不過這人死後棺材落地,這落地的地方在陰間都會有記錄,我們現在更換了陰宅的地方,要是陰差找不到楊四爺也是個麻煩事兒。再加上那山包上的東西也必須得想辦法解決,所以,我們等下還得請陰差,走吧!還有的忙呢!”
請陰差與其說是個道士的技術活兒,還不如說是個人情活兒。
書上說過,本分吃陰陽飯的人最好別跟陰差打交道,因為陰差分兩種,一種是善鬼,也就是當地的某一位身前大善之人死後亡魂,地府會安排其在等待輪迴的漫長時間裏擔任陰差之職,也就是讓其同享部分亡魂香火,比如說頭七,陰差帶亡魂回家,那一桌子好酒好菜,坐上席的肯定是陰差。

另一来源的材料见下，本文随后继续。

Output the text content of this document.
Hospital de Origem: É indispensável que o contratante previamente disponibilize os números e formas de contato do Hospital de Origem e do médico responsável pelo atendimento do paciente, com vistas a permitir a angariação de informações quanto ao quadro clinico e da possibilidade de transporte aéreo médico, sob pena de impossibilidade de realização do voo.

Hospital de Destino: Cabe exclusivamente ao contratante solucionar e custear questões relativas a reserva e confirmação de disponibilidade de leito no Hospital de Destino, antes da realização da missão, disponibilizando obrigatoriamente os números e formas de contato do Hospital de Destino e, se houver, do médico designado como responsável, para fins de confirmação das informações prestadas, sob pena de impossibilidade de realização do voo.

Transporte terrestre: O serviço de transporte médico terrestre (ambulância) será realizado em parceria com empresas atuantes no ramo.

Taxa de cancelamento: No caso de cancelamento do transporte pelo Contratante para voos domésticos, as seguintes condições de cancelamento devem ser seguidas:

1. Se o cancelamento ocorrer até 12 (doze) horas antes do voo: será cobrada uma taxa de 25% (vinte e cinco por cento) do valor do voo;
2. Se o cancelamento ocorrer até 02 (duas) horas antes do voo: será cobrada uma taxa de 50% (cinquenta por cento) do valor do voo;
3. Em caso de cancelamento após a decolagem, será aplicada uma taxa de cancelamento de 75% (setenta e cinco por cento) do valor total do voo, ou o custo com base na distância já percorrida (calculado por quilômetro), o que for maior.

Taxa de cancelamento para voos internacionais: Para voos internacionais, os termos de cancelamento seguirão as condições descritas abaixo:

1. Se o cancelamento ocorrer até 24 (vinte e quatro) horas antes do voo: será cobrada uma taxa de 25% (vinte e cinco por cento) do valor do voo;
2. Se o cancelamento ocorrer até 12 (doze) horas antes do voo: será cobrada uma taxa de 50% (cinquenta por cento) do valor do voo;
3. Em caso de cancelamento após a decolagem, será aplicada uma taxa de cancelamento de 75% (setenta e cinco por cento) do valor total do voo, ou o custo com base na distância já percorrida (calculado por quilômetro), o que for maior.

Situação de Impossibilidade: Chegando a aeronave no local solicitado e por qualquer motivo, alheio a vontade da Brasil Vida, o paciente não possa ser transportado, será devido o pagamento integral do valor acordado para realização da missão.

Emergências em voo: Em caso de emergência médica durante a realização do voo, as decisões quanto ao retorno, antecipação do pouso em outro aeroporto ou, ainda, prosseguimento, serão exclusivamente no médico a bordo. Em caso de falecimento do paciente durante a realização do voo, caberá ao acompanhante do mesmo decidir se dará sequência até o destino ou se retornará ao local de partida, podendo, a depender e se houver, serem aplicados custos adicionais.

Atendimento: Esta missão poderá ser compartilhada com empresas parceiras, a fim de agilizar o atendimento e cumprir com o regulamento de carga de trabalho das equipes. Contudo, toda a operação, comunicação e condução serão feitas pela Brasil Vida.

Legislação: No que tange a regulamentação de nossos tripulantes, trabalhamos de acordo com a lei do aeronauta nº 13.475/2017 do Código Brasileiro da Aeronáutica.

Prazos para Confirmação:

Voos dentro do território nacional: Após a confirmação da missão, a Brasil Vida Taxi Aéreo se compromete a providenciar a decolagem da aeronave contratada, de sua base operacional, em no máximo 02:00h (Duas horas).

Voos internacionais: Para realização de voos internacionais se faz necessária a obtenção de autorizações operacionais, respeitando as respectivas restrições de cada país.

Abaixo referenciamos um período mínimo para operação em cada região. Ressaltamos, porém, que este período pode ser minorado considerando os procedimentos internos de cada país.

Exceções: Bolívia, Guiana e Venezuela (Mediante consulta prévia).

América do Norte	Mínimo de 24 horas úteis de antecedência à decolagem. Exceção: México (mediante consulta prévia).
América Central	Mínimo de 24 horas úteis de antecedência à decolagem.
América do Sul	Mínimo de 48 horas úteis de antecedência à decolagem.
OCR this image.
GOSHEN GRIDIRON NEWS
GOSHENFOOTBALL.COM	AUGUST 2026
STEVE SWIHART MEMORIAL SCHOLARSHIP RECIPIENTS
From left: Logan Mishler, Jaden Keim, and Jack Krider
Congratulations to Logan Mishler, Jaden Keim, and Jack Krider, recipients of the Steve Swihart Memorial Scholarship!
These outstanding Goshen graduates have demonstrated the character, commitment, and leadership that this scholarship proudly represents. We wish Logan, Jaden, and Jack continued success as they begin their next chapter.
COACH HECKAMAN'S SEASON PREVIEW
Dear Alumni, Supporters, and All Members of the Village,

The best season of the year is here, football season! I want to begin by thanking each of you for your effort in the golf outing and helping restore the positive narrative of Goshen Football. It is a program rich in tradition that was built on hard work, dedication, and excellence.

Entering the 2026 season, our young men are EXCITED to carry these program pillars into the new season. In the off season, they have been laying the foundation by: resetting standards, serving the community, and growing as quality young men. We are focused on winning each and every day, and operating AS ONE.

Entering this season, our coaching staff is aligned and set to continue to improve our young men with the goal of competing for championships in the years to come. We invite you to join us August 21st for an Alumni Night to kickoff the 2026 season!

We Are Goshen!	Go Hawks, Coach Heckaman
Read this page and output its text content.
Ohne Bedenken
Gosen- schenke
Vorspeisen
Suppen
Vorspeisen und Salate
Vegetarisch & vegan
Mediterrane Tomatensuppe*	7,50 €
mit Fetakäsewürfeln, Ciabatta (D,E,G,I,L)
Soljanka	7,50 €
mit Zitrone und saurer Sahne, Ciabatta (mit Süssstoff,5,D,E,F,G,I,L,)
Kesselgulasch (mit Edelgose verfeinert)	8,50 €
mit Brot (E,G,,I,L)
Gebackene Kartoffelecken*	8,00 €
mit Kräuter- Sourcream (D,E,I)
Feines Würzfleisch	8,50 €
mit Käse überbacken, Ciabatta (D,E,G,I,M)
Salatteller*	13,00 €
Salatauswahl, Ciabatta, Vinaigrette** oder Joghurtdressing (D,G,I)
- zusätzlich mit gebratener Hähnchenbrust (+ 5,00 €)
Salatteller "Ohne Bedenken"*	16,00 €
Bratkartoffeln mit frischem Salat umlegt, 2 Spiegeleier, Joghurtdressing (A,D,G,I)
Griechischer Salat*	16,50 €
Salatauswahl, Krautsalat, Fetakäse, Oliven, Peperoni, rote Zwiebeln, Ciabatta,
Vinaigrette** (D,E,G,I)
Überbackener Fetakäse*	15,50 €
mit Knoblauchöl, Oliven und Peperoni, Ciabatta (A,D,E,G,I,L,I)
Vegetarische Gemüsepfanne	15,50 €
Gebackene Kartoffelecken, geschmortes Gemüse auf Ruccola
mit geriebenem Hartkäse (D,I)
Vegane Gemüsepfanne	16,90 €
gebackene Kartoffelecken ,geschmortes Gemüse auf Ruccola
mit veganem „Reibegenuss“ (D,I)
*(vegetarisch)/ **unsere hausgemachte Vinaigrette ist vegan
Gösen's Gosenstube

這類陰差比較好說話,也比較平和。而為什麼以前吃陰陽飯的不願意與陰差打交道那就是因為這第二種陰差了,這種陰差就是惡鬼中的惡鬼,他們的存在就像是警察與城管,職能大同但行事風格差異極大。
畢竟這陰間出來公幹,也不能全是老好人不是?萬一遇到怨鬼惡鬼不服從調遣的,那還就得這種惡鬼中的惡鬼出面才管用,畢竟很多事兒,拳頭大才是硬道理才說得通。
楊厚土雖然心中不願,但奈何那山上的玩意兒蹦出來也有他的一部分因果。再怎麼不情願,也只能請陰差上來理個章法了,再者說,這知道現在陰間辦事兒能力如何,這要是遷了墳,陰差按照第一次棺材落地的地方去找,沒找到楊四爺,就..就算了咋整?所以,隨便怎麼想,這請陰差也是當下必行的一件事兒了。